Hikari no Senritsu, one of the songs that they played frequently at live shows, feels like a bit of an outlier. It does have some melancholic undercurrents, but the lilting flute and brisk acoustic guitar make it sound superficially playful and joyous (which is all quite appropriate given the atmosphere and underlying themes of the Sora no Woto anime show that it was written for). The pastoral vibe of that song is quite different from the rest, but it forms a contrast to the opening title track and the more intense content that follows.
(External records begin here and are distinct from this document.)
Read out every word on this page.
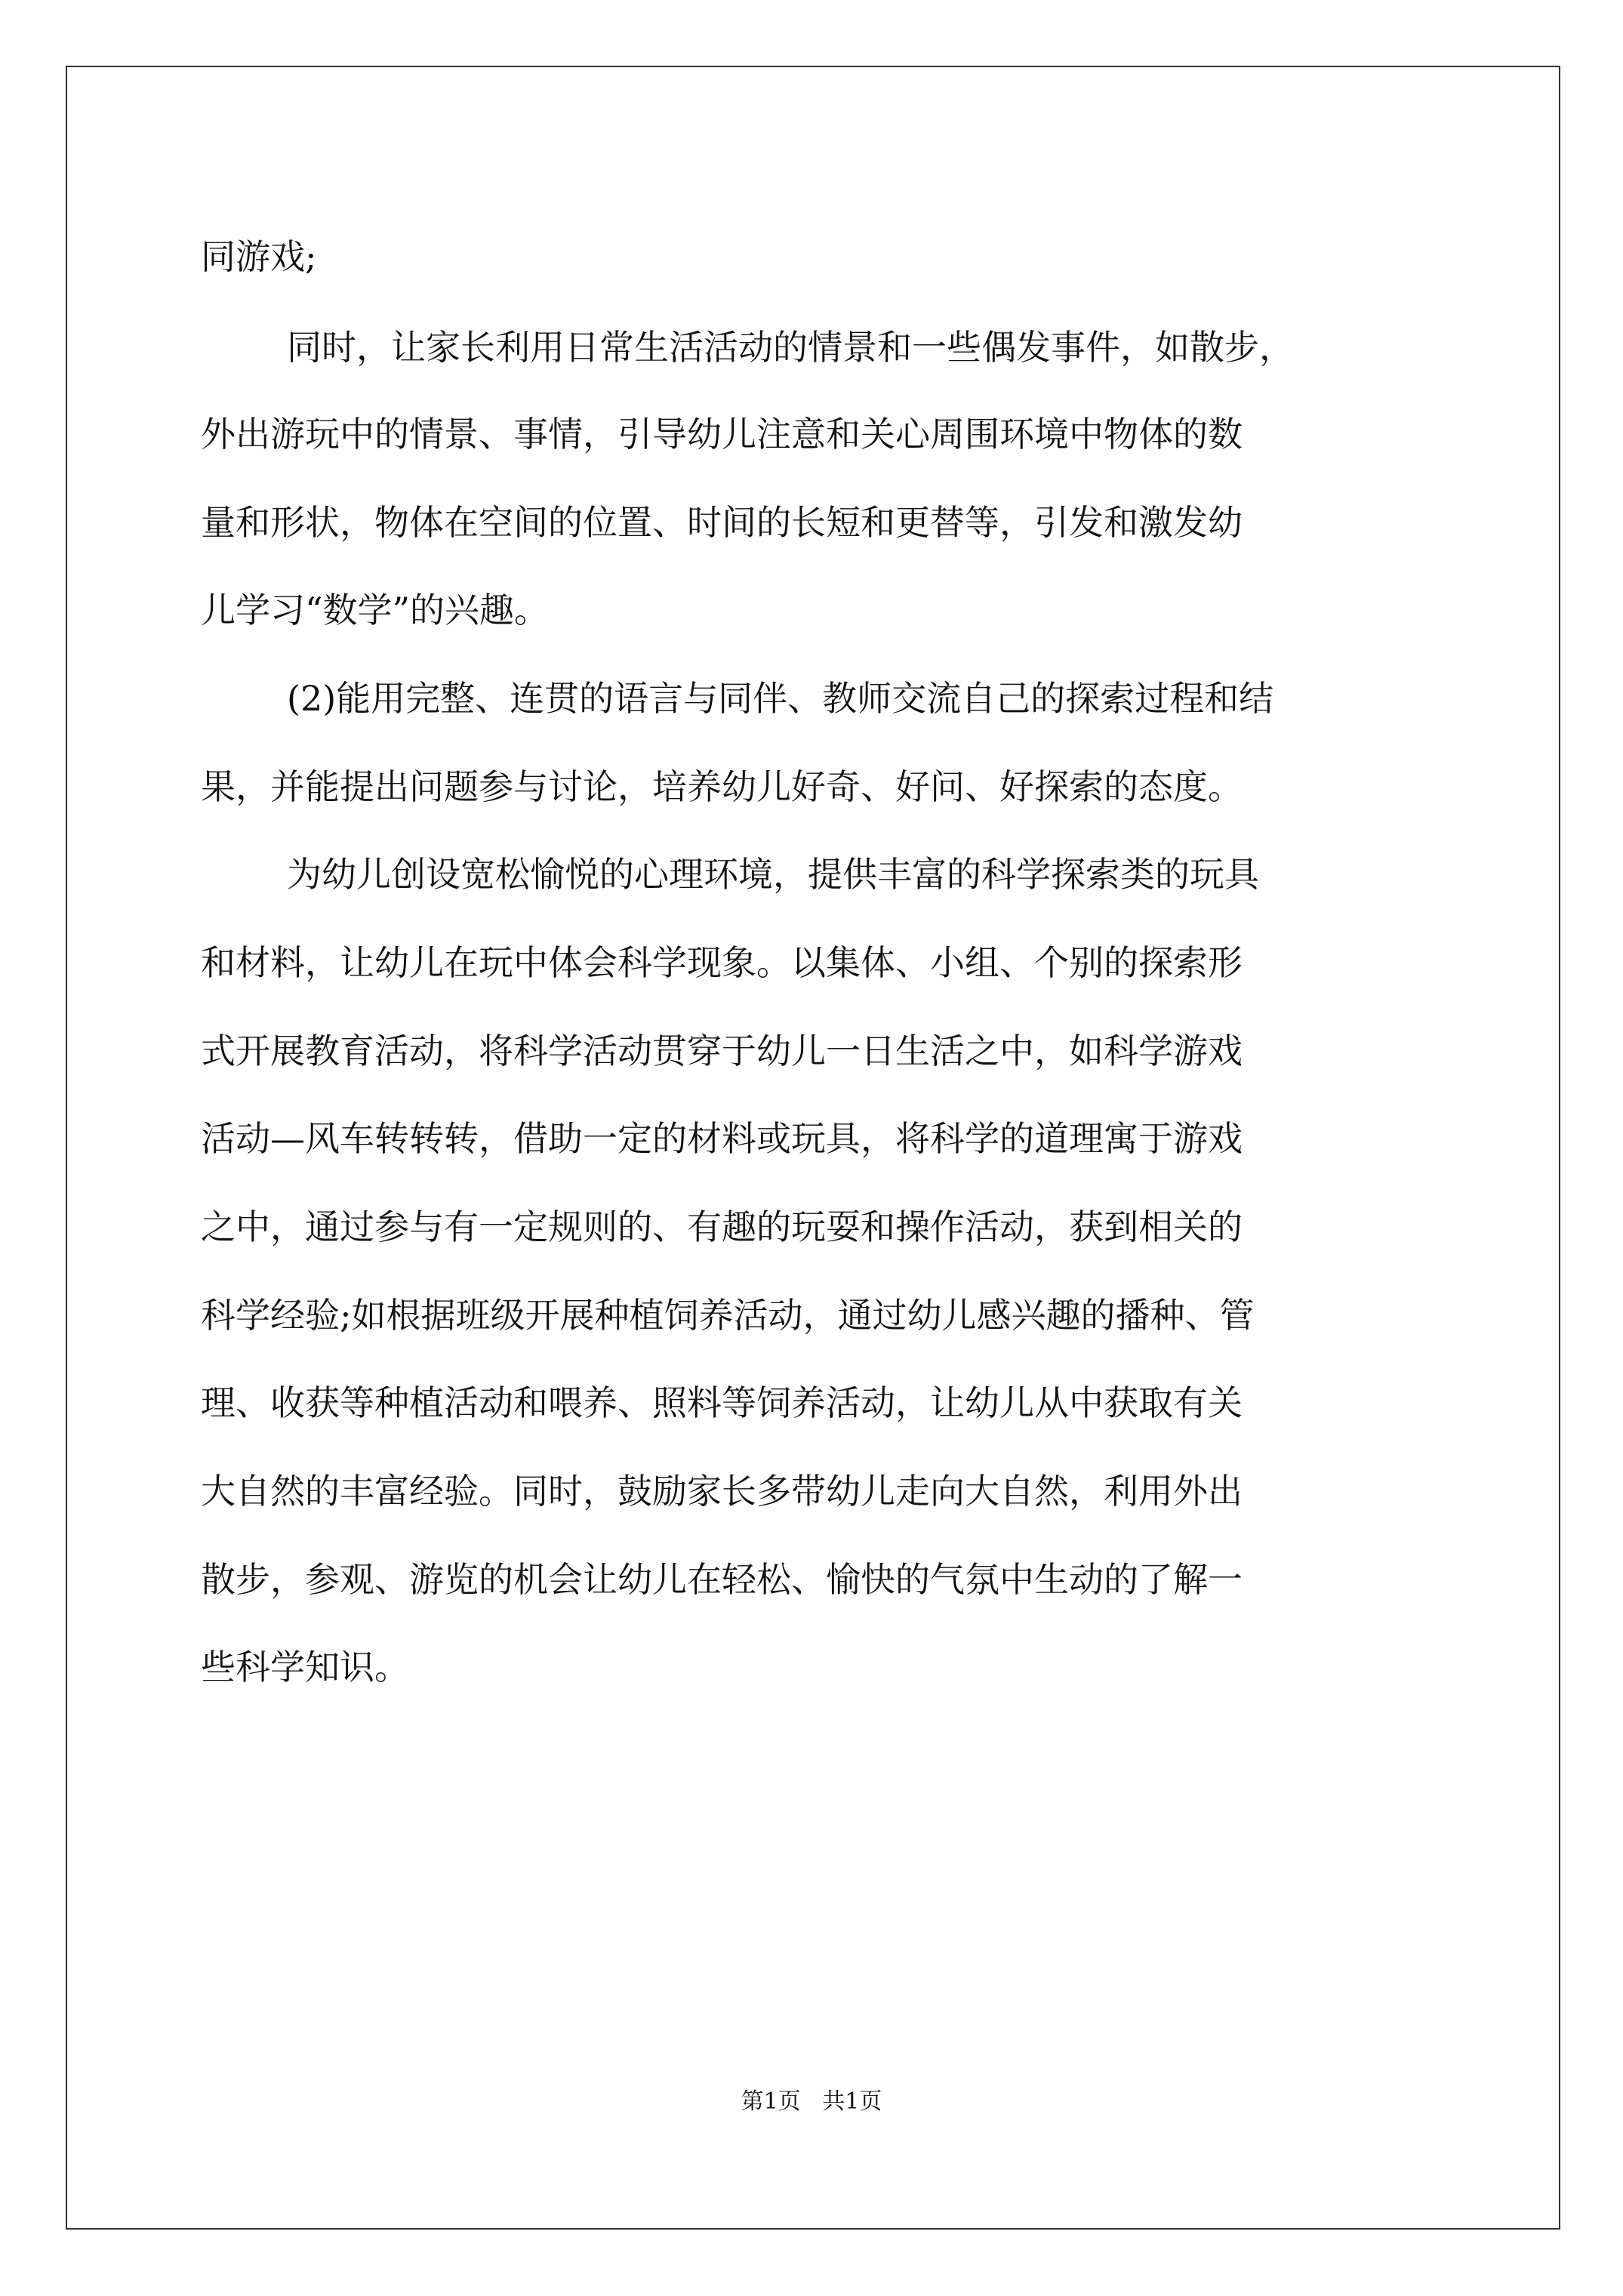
同游戏;
同时，让家长利用日常生活活动的情景和一些偶发事件，如散步，
外出游玩中的情景、事情，引导幼儿注意和关心周围环境中物体的数
量和形状，物体在空间的位置、时间的长短和更替等，引发和激发幼
儿学习“数学”的兴趣。
(2)能用完整、连贯的语言与同伴、教师交流自己的探索过程和结
果，并能提出问题参与讨论，培养幼儿好奇、好问、好探索的态度。
为幼儿创设宽松愉悦的心理环境，提供丰富的科学探索类的玩具
和材料，让幼儿在玩中体会科学现象。以集体、小组、个别的探索形
式开展教育活动，将科学活动贯穿于幼儿一日生活之中，如科学游戏
活动—风车转转转，借助一定的材料或玩具，将科学的道理寓于游戏
之中，通过参与有一定规则的、有趣的玩耍和操作活动，获到相关的
科学经验;如根据班级开展种植饲养活动，通过幼儿感兴趣的播种、管
理、收获等种植活动和喂养、照料等饲养活动，让幼儿从中获取有关
大自然的丰富经验。同时，鼓励家长多带幼儿走向大自然，利用外出
散步，参观、游览的机会让幼儿在轻松、愉快的气氛中生动的了解一
些科学知识。
第1页   共1页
All of Red Moon’s singles, with the exception of Progressive, were “tie-in” theme songs, as was the closing track I have a dream, which was used for the ending credits of the feature film version of The Time of Eve that premiered in cinemas a couple of weeks before the album itself was released.

What deserves special mention here is Storia: the first of several Kalafina songs that Kajiura wrote as part of her soundtracks commissioned for the Rekishi Hiwa Historia documentary TV series. The distinctive mood of their “Historia” songs, later shared by Symphonia, Yume no Daichi and Into the World, added another dimension to the styles and genres that would later appear in their back catalogue. Today is the date of the final episode’s broadcast, and according to the social media activity the coincidence wasn’t lost on Kajiura, or members of the band. They shared their thoughts on both the song and the TV show on social media, even posting photos of bottles of commemorative “Historia” wine, which really indicates how important this was to them.

Although the main songwriter was already experienced, they were a relatively new band back then, so they were still in the process of establishing themselves. They were expanding on what the “Kalafina sound” meant, while at the same time setting themselves apart from the more general “Kajiura sound” that already had its brand identity in the industry.

The “genre mashup” approach mirrors that of her solo soundtrack work and her FictionJunction tracks, but even as it jumps from tender ballad to symphonic rock to synthpop and back again, the end result is not as inconsistent as you might expect. This experimentation pays off I think because of Kajiura’s confidence and the performers’ desire to push themselves: the whole venture would never have succeeded with just one or the other. It helped them to grow beyond the confines of one movie franchise, and also allowed them to make more appearances outside of the studio and on the stage. I can see why they would all want to raise a glass to that.